Previous to arriving in St. Louis, Missouri and founding MMWI, Donald Jeffries was, from July 1997 until June 1998 the Shaken Baby Syndrome Training Coordinator for the State of New Mexico. He worked at the time for the New Mexico Advocates for Children and Families, and the contract was with the New Mexico Department of Children and Family Services.
In a great many ways, there were two significant precursors to Donald’s motivation to found the Mariposa Men’s Wellness Institute in 2003. The first was his involvement with the New Mexico men’s wellness movement, beginning in 1989, and the second was the focus that he formulated for the Shaken Baby Syndrome [SBS] contract. It became obvious to him (literally, in a moment of inspiration early in July 1997, just as he as taking over as the sole contractor, having worked on it as a junior partner the previous year), that SBS was a powerful vehicle for talking about men’s emotional wellness.
Several statistics motivated this realization: (1) 70% of the perpetrators of shaken baby syndrome were the biological fathers of the children [with another 20% being step-fathers or boyfriends of the child’s mother], and (2) 60% of the victims were male children. Mr. Jeffries thought “why would the children be primarily injured by their own fathers, and why, to a significant degree, are male children injured in such violent shaking, much more so than female children?” Clearly, he theorized, there was some aspect to the way in which males are socialized in American society that would lead them to behave in such a violent manner toward the children for whom they were the primary ‘caregivers’.
From this realization, Donald drafted a comprehensive presentation [which went from the 45-minute SBS-only talk that the previous contractor had engaged in to a 2-hour presentation] which focused on how males are socialized in our culture and why that socialization ‘set the stage’ for such violent behavior. Clearly, not all males who grow up receiving traditional male socialization and who later have children injure their babies in such a violent manner, but the ones who do become perpetrators react to their male socialization in a manner which, Donald proposed, is not really all the ‘aberrant’; in fact, training males to be violent, by suppressing and sublimating their healthy expression of pain and angst - and leaving them only with anger as an ‘acceptable’ emotion to outwardly express - is more the ‘norm’ in our patriarchal culture.
With these realizations as a foundation, Mr. Jeffries began giving SBS presentations throughout the state of New Mexico (approximately 60 during the life of the contract), as well as radio interviews and an interview on the City of Albuquerque cable channel.

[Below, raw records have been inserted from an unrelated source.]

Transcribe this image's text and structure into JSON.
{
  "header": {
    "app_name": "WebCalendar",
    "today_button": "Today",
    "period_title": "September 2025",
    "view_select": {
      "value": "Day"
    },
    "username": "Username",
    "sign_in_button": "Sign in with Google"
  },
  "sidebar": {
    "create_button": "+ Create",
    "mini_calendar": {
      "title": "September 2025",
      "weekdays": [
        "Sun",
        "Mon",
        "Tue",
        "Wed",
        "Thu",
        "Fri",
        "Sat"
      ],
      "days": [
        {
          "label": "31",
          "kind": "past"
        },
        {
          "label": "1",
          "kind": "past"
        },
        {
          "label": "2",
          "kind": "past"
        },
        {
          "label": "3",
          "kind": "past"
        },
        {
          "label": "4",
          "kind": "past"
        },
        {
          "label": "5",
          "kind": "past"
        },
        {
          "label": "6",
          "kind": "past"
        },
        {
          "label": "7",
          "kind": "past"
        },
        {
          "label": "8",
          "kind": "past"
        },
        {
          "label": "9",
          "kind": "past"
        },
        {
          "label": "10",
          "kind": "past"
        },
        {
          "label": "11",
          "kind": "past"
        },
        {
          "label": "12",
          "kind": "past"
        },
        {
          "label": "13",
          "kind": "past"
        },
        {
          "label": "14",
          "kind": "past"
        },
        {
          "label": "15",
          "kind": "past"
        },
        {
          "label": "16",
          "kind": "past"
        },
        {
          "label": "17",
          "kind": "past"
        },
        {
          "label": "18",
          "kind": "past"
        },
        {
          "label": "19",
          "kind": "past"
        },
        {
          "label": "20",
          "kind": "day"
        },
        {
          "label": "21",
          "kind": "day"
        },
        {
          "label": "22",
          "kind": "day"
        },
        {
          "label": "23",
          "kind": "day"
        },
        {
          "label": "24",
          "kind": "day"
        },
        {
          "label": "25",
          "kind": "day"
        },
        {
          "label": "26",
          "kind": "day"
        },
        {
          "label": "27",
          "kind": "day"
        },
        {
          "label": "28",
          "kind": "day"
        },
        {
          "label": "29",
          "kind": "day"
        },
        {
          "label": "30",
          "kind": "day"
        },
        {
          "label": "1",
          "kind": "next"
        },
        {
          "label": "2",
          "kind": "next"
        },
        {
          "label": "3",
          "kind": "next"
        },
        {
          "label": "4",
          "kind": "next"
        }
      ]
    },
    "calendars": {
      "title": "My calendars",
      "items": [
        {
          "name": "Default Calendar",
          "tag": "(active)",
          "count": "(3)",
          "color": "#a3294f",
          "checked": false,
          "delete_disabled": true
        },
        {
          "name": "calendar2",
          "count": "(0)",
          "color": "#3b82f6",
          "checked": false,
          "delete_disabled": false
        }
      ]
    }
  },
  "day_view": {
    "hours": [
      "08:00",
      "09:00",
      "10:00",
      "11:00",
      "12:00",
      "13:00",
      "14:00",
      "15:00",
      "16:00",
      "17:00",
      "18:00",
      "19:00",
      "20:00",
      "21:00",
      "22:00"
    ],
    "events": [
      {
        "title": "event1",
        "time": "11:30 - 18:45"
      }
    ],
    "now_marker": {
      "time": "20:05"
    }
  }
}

At the conclusion of the contract, in 1998, a video was made of his presentation, funded by Call To Action [an SBS advocacy group]; copies of the video were then distributed to all 32 country health departments in New Mexico. Just as he was preparing to leave New Mexico at finish his social work graduate work at Washington University in St. Louis, Missouri, the National Conference on Child Abuse asked him to give his innovative presentation to that organization. Unfortunately, in order to attend the conference, he would have had to postpone his social work studies (as the conference occurred at the start of the academic year). Reluctantly, Donald had little choice and therefore turned down the offer.